To determine the equilibrium constant (\( K \)) from the standard electromotive force (\( E^\circ \)) of the cell reaction \( A(s) + B^{2+}(aq) \rightarrow A^{2+}(aq) + B(s) \), we can use the Nernst equation at standard conditions, which relates these quantities:
\[ E^\circ = \frac{RT}{nF} \ln K \]
Where:

• \( R \) is the universal gas constant, \( 8.314 \, \text{J mol}^{-1} \text{K}^{-1} \)
• \( T \) is the temperature in Kelvin, \( 298 \, \text{K} \)

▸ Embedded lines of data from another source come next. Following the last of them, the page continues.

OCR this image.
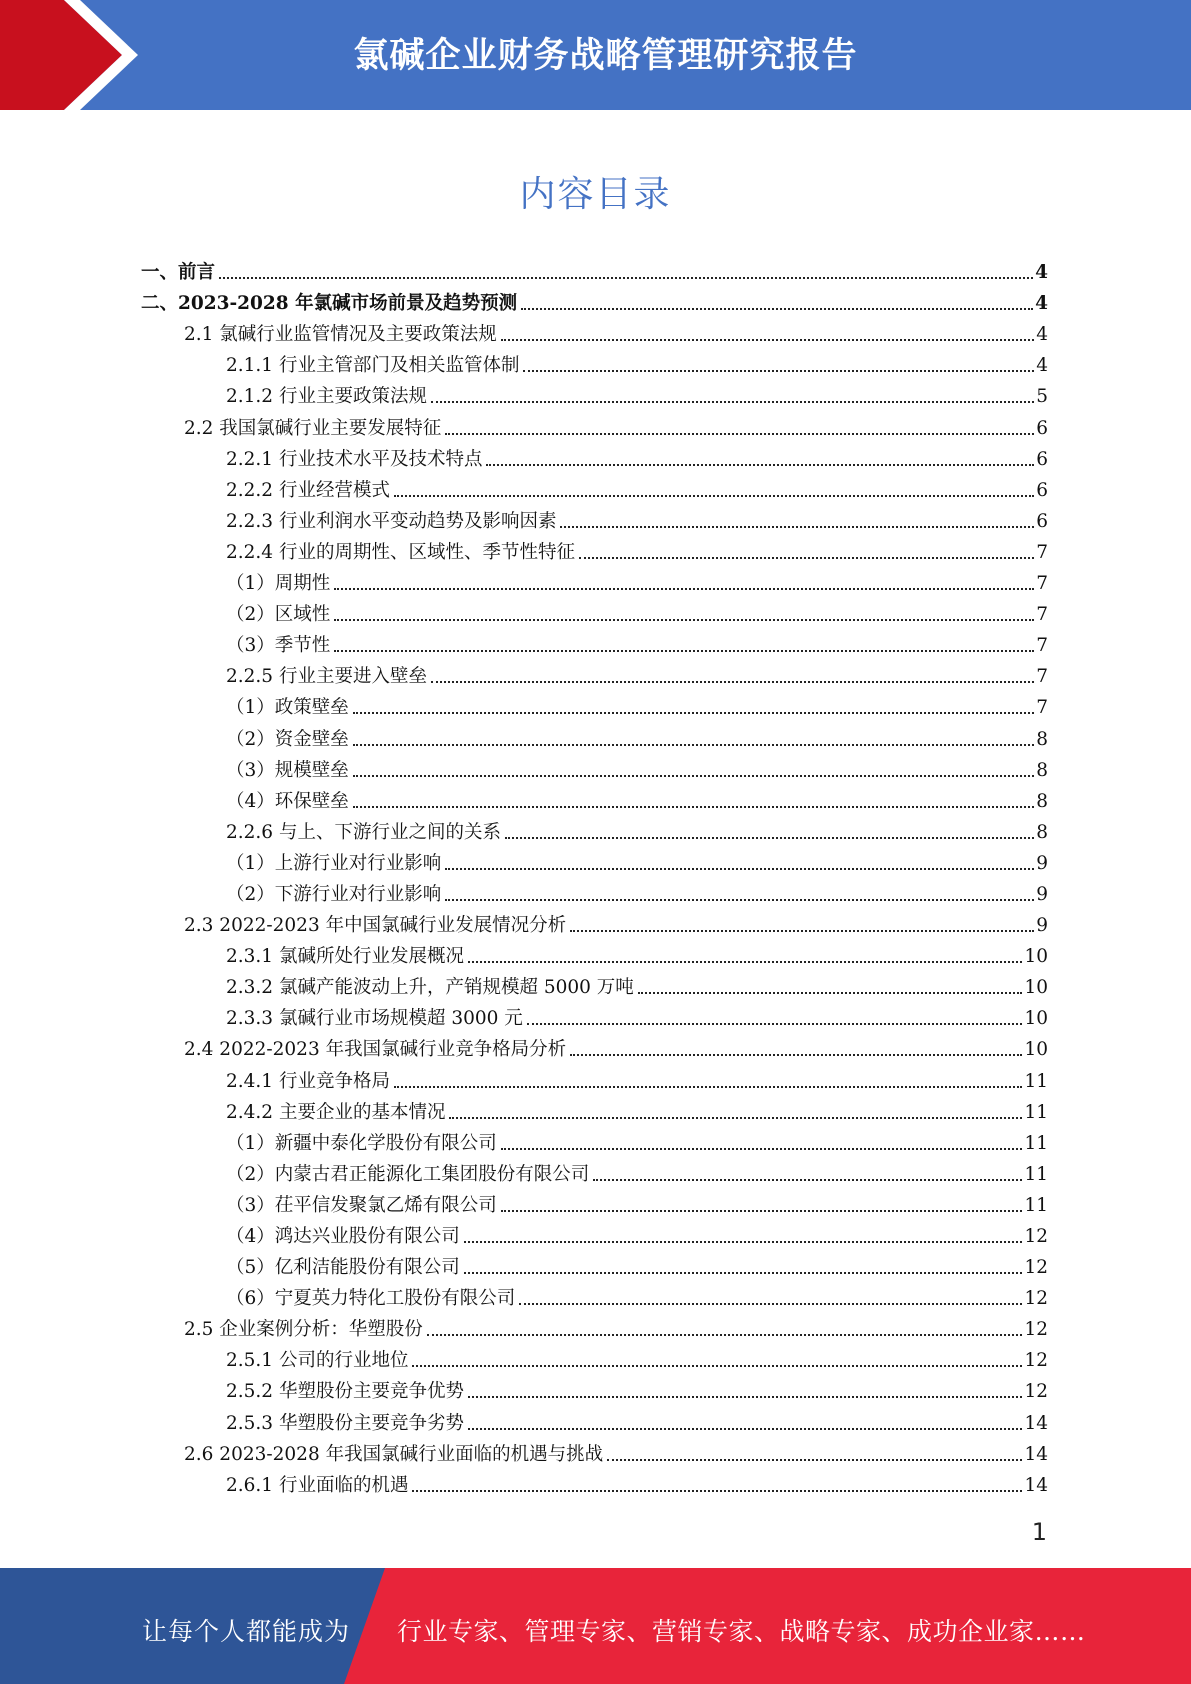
氯碱企业财务战略管理研究报告
内容目录
一、前言	4
二、2023-2028 年氯碱市场前景及趋势预测	4
2.1 氯碱行业监管情况及主要政策法规	4
2.1.1 行业主管部门及相关监管体制	4
2.1.2 行业主要政策法规	5
2.2 我国氯碱行业主要发展特征	6
2.2.1 行业技术水平及技术特点	6
2.2.2 行业经营模式	6
2.2.3 行业利润水平变动趋势及影响因素	6
2.2.4 行业的周期性、区域性、季节性特征	7
（1）周期性	7
（2）区域性	7
（3）季节性	7
2.2.5 行业主要进入壁垒	7
（1）政策壁垒	7
（2）资金壁垒	8
（3）规模壁垒	8
（4）环保壁垒	8
2.2.6 与上、下游行业之间的关系	8
（1）上游行业对行业影响	9
（2）下游行业对行业影响	9
2.3 2022-2023 年中国氯碱行业发展情况分析	9
2.3.1 氯碱所处行业发展概况	10
2.3.2 氯碱产能波动上升，产销规模超 5000 万吨	10
2.3.3 氯碱行业市场规模超 3000 元	10
2.4 2022-2023 年我国氯碱行业竞争格局分析	10
2.4.1 行业竞争格局	11
2.4.2 主要企业的基本情况	11
（1）新疆中泰化学股份有限公司	11
（2）内蒙古君正能源化工集团股份有限公司	11
（3）茌平信发聚氯乙烯有限公司	11
（4）鸿达兴业股份有限公司	12
（5）亿利洁能股份有限公司	12
（6）宁夏英力特化工股份有限公司	12
2.5 企业案例分析：华塑股份	12
2.5.1 公司的行业地位	12
2.5.2 华塑股份主要竞争优势	12
2.5.3 华塑股份主要竞争劣势	14
2.6 2023-2028 年我国氯碱行业面临的机遇与挑战	14
2.6.1 行业面临的机遇	14
1
让每个人都能成为 行业专家、管理专家、营销专家、战略专家、成功企业家……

• \( n \) is the number of moles of electrons transferred in the reaction
• \( F \) is Faraday's constant, \( 96485 \, \text{C mol}^{-1} \)
• \( E^\circ = 0.295 \, \text{V} \)

For this reaction, \( n = 2 \) since there is a transfer of 2 electrons. Thus, substituting the values in:
\[ 0.295 = \frac{(8.314 \times 298)}{(2 \times 96485)} \ln K \]
We solve for \( \ln K \) as follows:
\[ \ln K = \frac{0.295 \times 2 \times 96485}{8.314 \times 298} \]
This simplifies to:
\[ \ln K \approx 23.026 \]
Taking the exponential of both sides, we find:
\[ K = e^{23.026} \approx 1 \times 10^{10} \]
Thus, the equilibrium constant \( K \) is \( 1 \times 10^{10} \).